The girl sighed and tugged at her copper curls. “I know. Trust me, I know. I’ve seen this coming for a while, and I’ve been trying to warn you, with all the visions. I’ve been trying to keep you away from this place. But you are so … damn … stubborn.”
She pronounced each of her last words individually, as if to emphasize her frustration. For some reason that rankled me. By now my zenlike feeling had completely vanished. So I sat up straight, stopped massaging my wrists, and looked her directly in the eyes.
“Maybe—now, this may sound totally nutso—but maybe you should have tried to make the dreams easier to understand. How about that?”
She groaned. “I have to work within the parameters they set for me, okay? This guardian thing has rules, and I can’t just—”
“They?” I quoted. “You keep saying that like I’m supposed to know who you mean. And what’s a guardian? Are you my guardian angel or something? Because, if so, you’re a really bad one.”
She waved both hands in front of her, looking distraught.
“No!” she cried. “God, no. I’m just … I’m a … crap, I can’t tell you what I am. Just trust me when I say you have to figure out a way to undo this.” She gestured down the length of my body again. “Then go home.”
I arched one eyebrow. “Home? To Oklahoma?”
“Yes, Oklahoma. Perfect.”
“But the demons are waiting for me there.”
“They’re waiting for you everywhere, Amelia.”
When I blanched, she rushed on: “Don’t worry, though—we’ll take care of it. Just go home, stop talking to the living, stop hanging out around that bridge … just go back to your old existence.”
“You mean … the wandering? The fog?”
She nodded vigorously. “Yes, exactly. The fog. You think you could do that again?”
I puffed out a long, frustrated breath before answering her. “Okay, let’s just say for argument’s sake that I thought going back home was a good idea and that I wanted to reenter the fog. Do you know any ghosts who’ve done it before? And if so, could you give me some tips? Because I have no idea how to unremember everything at this point.”
The girl groaned again and flung her arms up in the air. “Truthfully? I have no clue. Almost every soul gets claimed right after death.... There are only a few ghosts who wander, and even less of you who wake up.”

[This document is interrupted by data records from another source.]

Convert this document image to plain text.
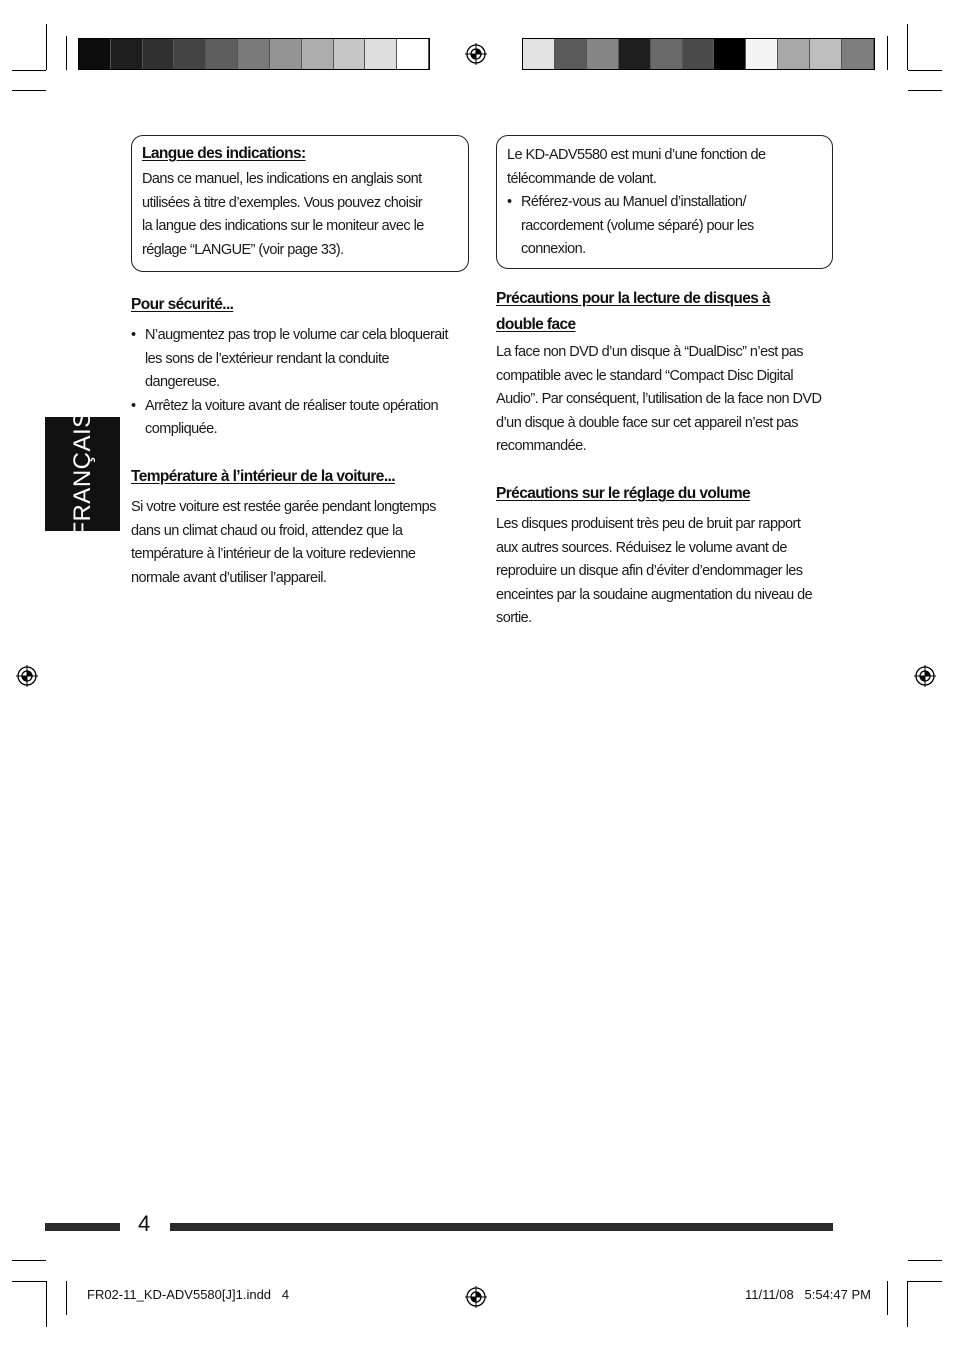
FRANÇAIS
Langue des indications:
Dans ce manuel, les indications en anglais sont
utilisées à titre d’exemples. Vous pouvez choisir
la langue des indications sur le moniteur avec le
réglage “LANGUE” (voir page 33).
Pour sécurité...
• N’augmentez pas trop le volume car cela bloquerait
les sons de l’extérieur rendant la conduite
dangereuse.
• Arrêtez la voiture avant de réaliser toute opération
compliquée.
Température à l’intérieur de la voiture...
Si votre voiture est restée garée pendant longtemps
dans un climat chaud ou froid, attendez que la
température à l’intérieur de la voiture redevienne
normale avant d’utiliser l’appareil.
Le KD-ADV5580 est muni d’une fonction de
télécommande de volant.
• Référez-vous au Manuel d’installation/
raccordement (volume séparé) pour les
connexion.
Précautions pour la lecture de disques à
double face
La face non DVD d’un disque à “DualDisc” n’est pas
compatible avec le standard “Compact Disc Digital
Audio”. Par conséquent, l’utilisation de la face non DVD
d’un disque à double face sur cet appareil n’est pas
recommandée.
Précautions sur le réglage du volume
Les disques produisent très peu de bruit par rapport
aux autres sources. Réduisez le volume avant de
reproduire un disque afin d’éviter d’endommager les
enceintes par la soudaine augmentation du niveau de
sortie.
4
FR02-11_KD-ADV5580[J]1.indd   4	11/11/08   5:54:47 PM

She surprised me by flopping back onto the wet sand as if she didn’t fear the netherworld at all. Lying flat, she released a heavy sigh. “You were doing just fine on your own, staying off their radar and ours. But then I just had to give in. And things got too complicated, with the living guy and that fire glow, and Eli not doing what I thought he’d do—”
I cut her off. “Wait. You know about the glow? You know Eli?”
She darted a guilty look at me and pinched her lips shut, like a little girl who had just divulged someone else’s secret.